Loomit ist mit der Sprühdose im Anschlag viel unterwegs. Mittlerweile zählt er zur „Alten Garde“; er hat sich seinen Respekt wohlverdient.


© donbennino - Fotolia.com

Um die Welt gesprüht

Seine Reisen führten ihn quer durch Europa, in die Vereinigten Staaten, nach Australien, Südafrika, Brasilien und nach Hongkong.

Brasilien hat dabei einen besonderen Stellenwert für Loomit, wie man an verschiedenen Stellen im Internet nachlesen kann, wie etwa im Blog von Expedia oder auch schon mal in der Süddeutschen Zeitung: bis 1985 war das Land eine stark abgeschottete Militärdiktatur, Einflüsse von außen drangen kaum ins Land. Die Graffitikultur entwickelte sich dadurch auf eine ganz besondere, spannende Weise, die Loomit als „eigen und poetisch, mit märchenhaften Elementen“ beschreibt. Der Stil der „Grafiteiros“ aus den Favelas erinnert mit langen, runenartigen Schriften an Heavy Metal aus den 1980-iger Jahren. Hier gilt das Extreme als Maxime: Großflächige Bilder entstehen auch schon mal auf der Höhe des 17. Stocks. Dabei ist die Herangehensweise der Brasilianer weniger dogmatisch als vergleichsweise pragmatisch: gemalt wird mit dem, was gerade zur Verfügung steht, etwa Latexfarben, neben den sehr teuren Spraydosen kommen auch Pinsel und Rollen zum Einsatz. Der Fokus liegt weniger auf der künstlerischen Umsetzung von Schrift, sondern vielmehr auf poetischen Darstellungen.

Alljährlicher Sprayer-Gipfel in München
Loomit lädt alljährlich die international besten und bekanntesten Künstler der Sprayer-Szene nach München ein, wo sie sich in der Kultfabrik am Ostbahnhof treffen, verwirklichen und verewigen. Hier hat Loomit sein Studio: in den riesigen Industriehallen gibt es ausreichend Platz und große Wände, Müllcontainer und Laternen – was es allerdings kaum noch gibt, sind Flächen, die noch nicht mit Farbe bedeckt sind.

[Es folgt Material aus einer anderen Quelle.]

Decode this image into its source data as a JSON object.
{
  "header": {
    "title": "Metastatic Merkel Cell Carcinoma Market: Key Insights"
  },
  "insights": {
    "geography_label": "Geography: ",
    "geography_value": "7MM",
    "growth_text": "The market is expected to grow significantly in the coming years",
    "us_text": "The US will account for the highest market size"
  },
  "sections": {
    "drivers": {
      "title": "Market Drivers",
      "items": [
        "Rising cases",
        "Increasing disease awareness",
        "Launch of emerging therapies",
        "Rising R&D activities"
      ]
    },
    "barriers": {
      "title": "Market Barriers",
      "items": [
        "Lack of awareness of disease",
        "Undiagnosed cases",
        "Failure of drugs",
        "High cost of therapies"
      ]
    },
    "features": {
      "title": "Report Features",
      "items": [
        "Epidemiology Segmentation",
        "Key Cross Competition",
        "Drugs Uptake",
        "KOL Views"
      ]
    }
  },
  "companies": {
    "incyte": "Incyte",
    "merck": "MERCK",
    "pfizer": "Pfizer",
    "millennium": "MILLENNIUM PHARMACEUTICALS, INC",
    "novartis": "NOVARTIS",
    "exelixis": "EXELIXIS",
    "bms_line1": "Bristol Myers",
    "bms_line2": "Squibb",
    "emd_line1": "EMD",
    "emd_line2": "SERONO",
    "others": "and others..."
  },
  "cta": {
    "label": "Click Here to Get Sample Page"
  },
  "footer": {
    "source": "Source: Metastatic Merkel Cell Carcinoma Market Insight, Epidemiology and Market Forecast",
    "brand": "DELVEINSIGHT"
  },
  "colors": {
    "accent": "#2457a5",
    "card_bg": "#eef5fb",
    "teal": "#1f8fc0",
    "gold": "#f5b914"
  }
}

Ein Ehrenkodex unter den Sprayern besagt, dass nie ein bestehendes Bild übersprayt werden darf. Dadurch kann durch bewusste und gezielte Aktionen mit künstlerischem Graffiti auch illegalen Sprayaktionen vorgebeugt werden, wie etwa an einer Skateranlage in Duisburg. Hier werden die Erzbunkerwände und die Kletterwand von Graffitikünstlern gestaltet. Jeder Sprayer arbeitet mit sogenannten Tags und versteckt in seiner Kunst seine Signatur. Wenn man Loomits Kletterwand genau betrachtet, kann man im Wasserfall ein „L“ erkennen, die restlichen Buchstaben verstecken sich in den einzelnen Gebirgsfelsen. Das zeigt wieder einmal: Graffiti macht Mut zum Suchen und Entdecken.